IBM a franchi une étape dans sa quête pour trouver un successeur aux processeurs à base de silicium. Ses recherches sur les semiconducteurs basés sur des nanotubes en carbone (carbon nanotubes, CNT) ont débouché sur une méthode permettant de les placer avec précision, en grand nombre, sur des wafers. Cette technologie est vue comme l'un des moyens permettant de réduire encore la taille des puces lorsque les composants à base de silicium auront atteint leurs limites.

La méthode qu'IBM a mise au point permet de placer sur une seule puce plus de 10 000 transistors faits de nanotubes en carbone, soit près de cent fois plus que cela n'était jusqu'alors possible. Les scientifiques n'avaient en effet pu en loger jusque-là que quelques centaines à la fois. Même si le résultat qui vient d'être obtenu se situe bien au-dessous de la densité offerte par les puces en silicium du marché -puisque les actuels modèles d'ordinateurs de bureau peuvent recéler jusqu'à un milliard de transistors-  IBM y voit une avancée sur la voie de l'utilisation effective de cette technologie en informatique. Cette annonce coïncide avec la publication d'un article détaillant le sujet dans la revue Nature Nanotechnology.

Les CNT plus difficiles à manipuler à haute densité

Les derniers processeurs d'Intel sont fabriqués avec des transistors en silicium, gravés en 22 nanomètres, mais les procédés de fabrication actuels sont proches de leurs limites physiques. Intel a prédit qu'il produirait d'ici la prochaine décennie des puces d'une taille inférieure à 10 nanomètres. L'évolution vers des transistors toujours plus petits a débouché sur des puces moins gourmandes en énergie, capables de fonctionner plus vite et qui, en outre, peuvent être produites à un coût moins élevé puisqu'il est possible d'en mettre davantage sur une seule galette (wafer). Le nombre croissant de transistors sur une quantité donnée de silicium a été prédite par Gordon Moore, co-fondateur d'Intel, qui prévoyait un doublement régulier au fil du temps.

Les nanotubes en carbone, molécules de carbone en forme de tubes, peuvent aussi être utilisés comme transistors dans les circuits et à des dimensions inférieures à 10 nanomètres. Ils sont plus petits et peuvent potentiellement transporter des courants plus élevés que le silicium, mais ils sont plus difficiles à manipuler à haute densité.

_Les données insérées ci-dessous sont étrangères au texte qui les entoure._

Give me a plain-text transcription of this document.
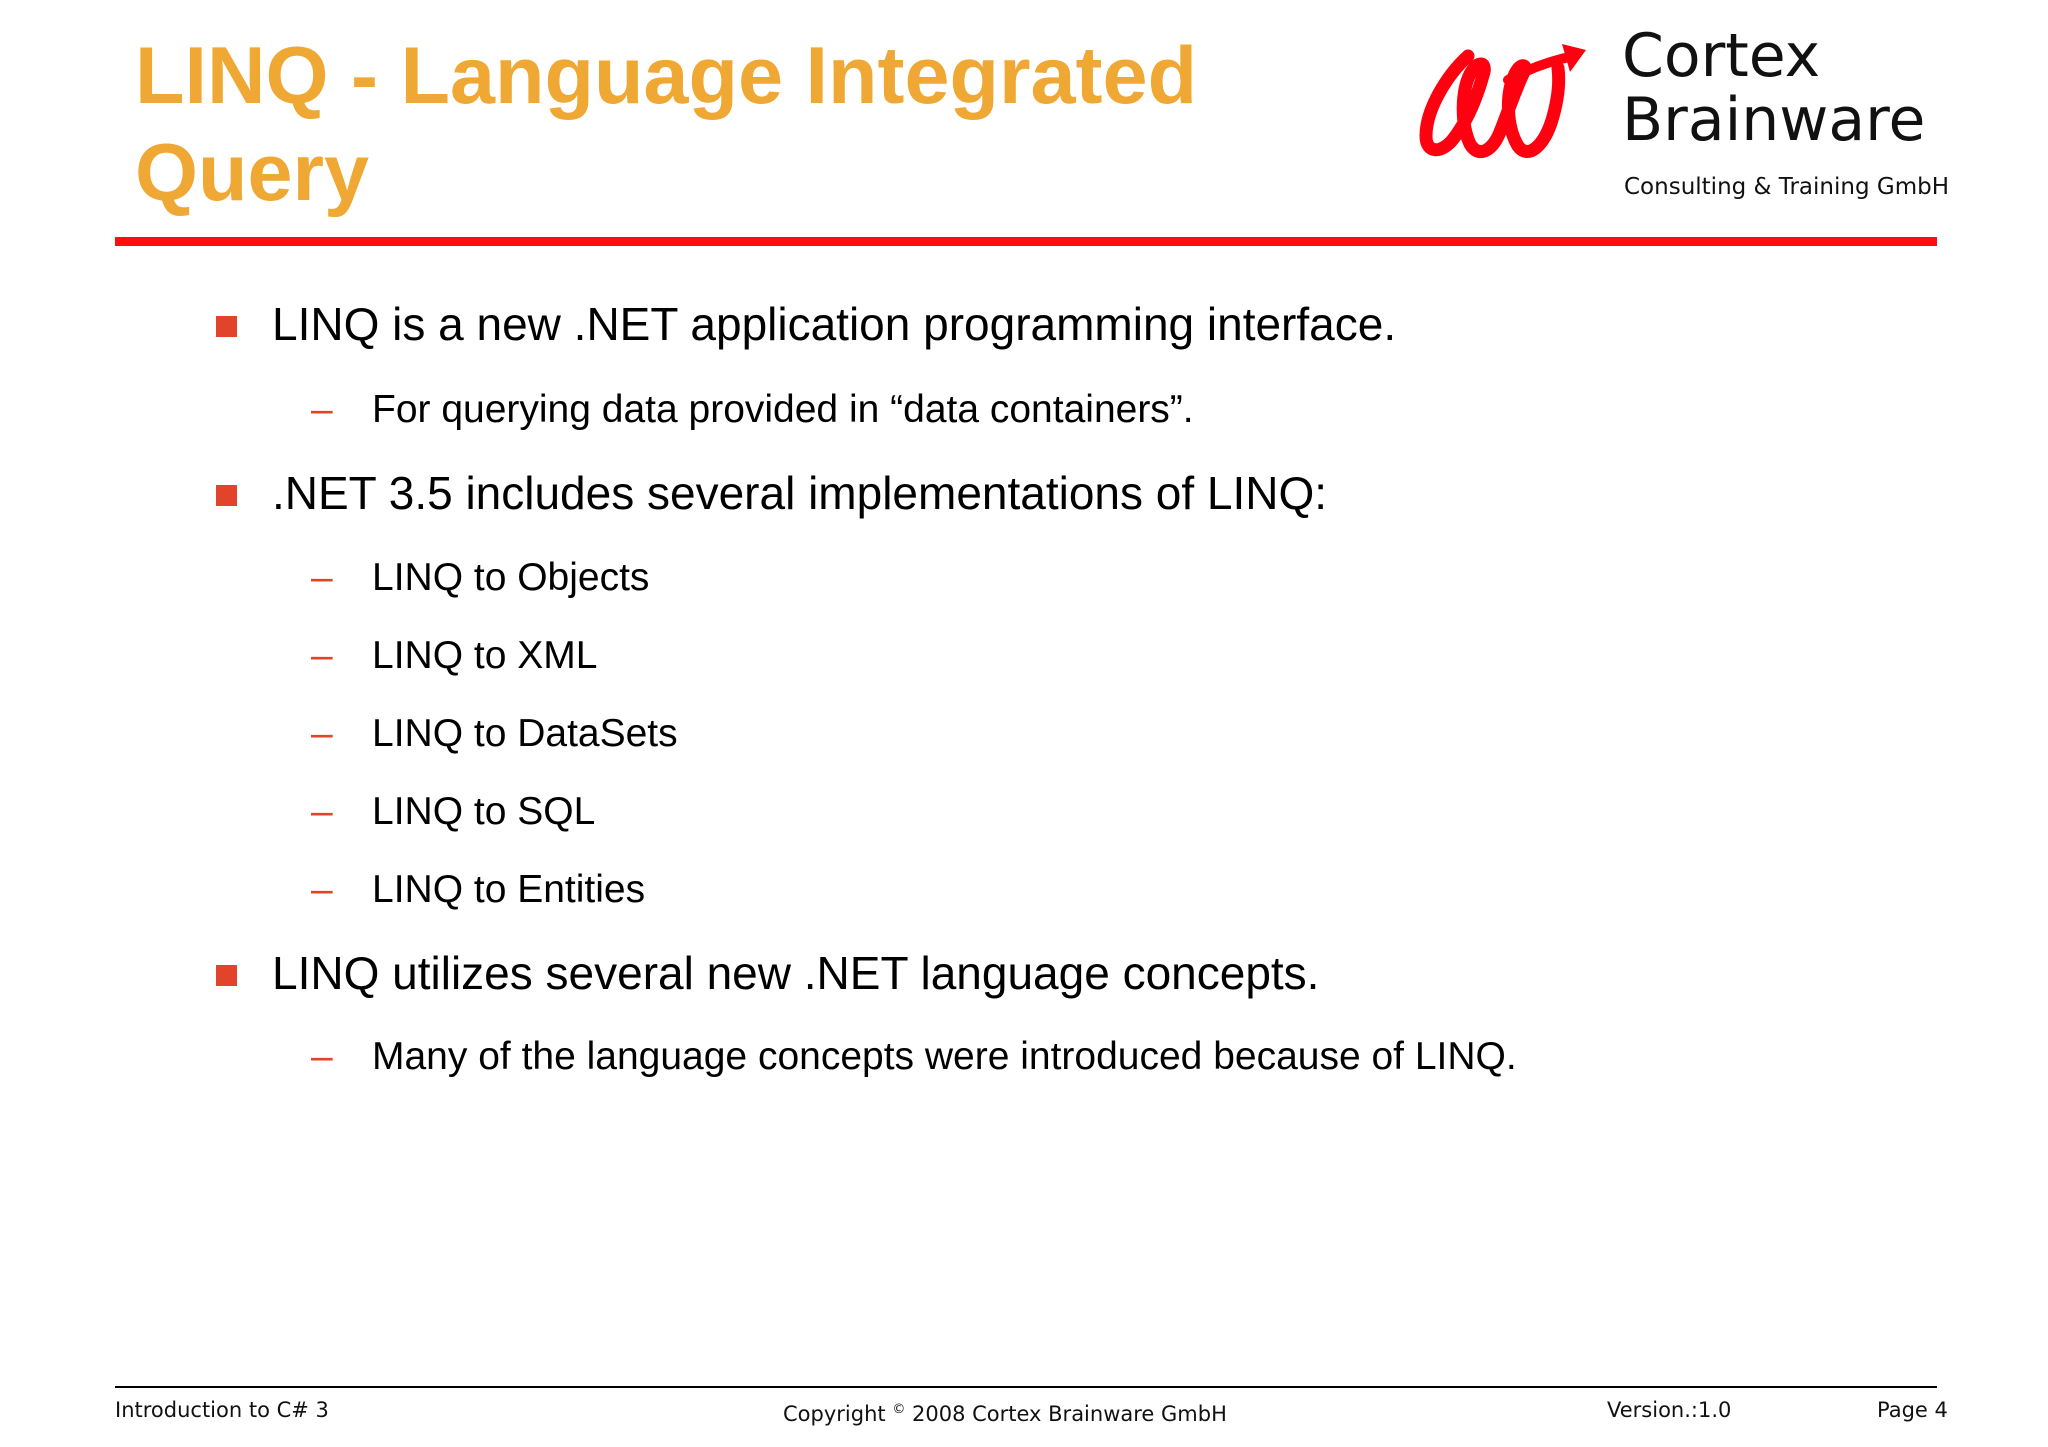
LINQ - Language Integrated Query
Cortex
Brainware
Consulting & Training GmbH
LINQ is a new .NET application programming interface.
– For querying data provided in “data containers”.
.NET 3.5 includes several implementations of LINQ:
– LINQ to Objects
– LINQ to XML
– LINQ to DataSets
– LINQ to SQL
– LINQ to Entities
LINQ utilizes several new .NET language concepts.
– Many of the language concepts were introduced because of LINQ.
Introduction to C# 3	Copyright © 2008 Cortex Brainware GmbH	Version.:1.0	Page 4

Séparer les CNT métalliques des semiconducteurs

Contrairement aux puces traditionnelles, dans lesquelles les transistors en silicium sont gravés dans des circuits, la fabrication de puces utilisant des CNT nécessite de les placer sur le wafer avec beaucoup de précision. Les nanotubes en carbone semiconducteurs peuvent par ailleurs être mêlés à des CNT métalliques, ce qui peut produire des circuits défectueux et nécessite une séparation avant l'utilisation.

IBM assure que sa dernière méthode apporte une solution à ces deux problèmes. Les chercheurs de Big Blue plongent des CNT dans des solutions liquides et les utilisent pour imprégner des substrats spécialement préparés, avec des emplacements chimiques dans lesquels les CNT se logent dans l'alignement requis par les circuits électriques. La méthode élimine aussi les CNT métalliques non conducteurs.

Recherches d'IBM sur la prochaine génération de puces basées sur des nanotubes en carbone.
Le substrat est plongé dans la solution de nanotubes de carbone et les nanotubes se fixent chimiquement sur la couche dans les sillons d'oxyde d'hafnium (HfO2). Cliquer ici pour agrandir l'image.

IBM précise que cette avancée ne débouchera pas encore sur des nano-transistors commercialisables, mais qu'il s'agit d'une étape importante vers cet objectif. Avant de pouvoir défier le silicium, toutefois, il lui faudra dépasser une partie de la loi de Moore souvent négligée. Lorsque cette dernière indique que « la complexité des composants les moins coûteux a doublé tous les ans... », elle s'applique à ce que les consommateurs sont susceptibles de trouver sur le marché.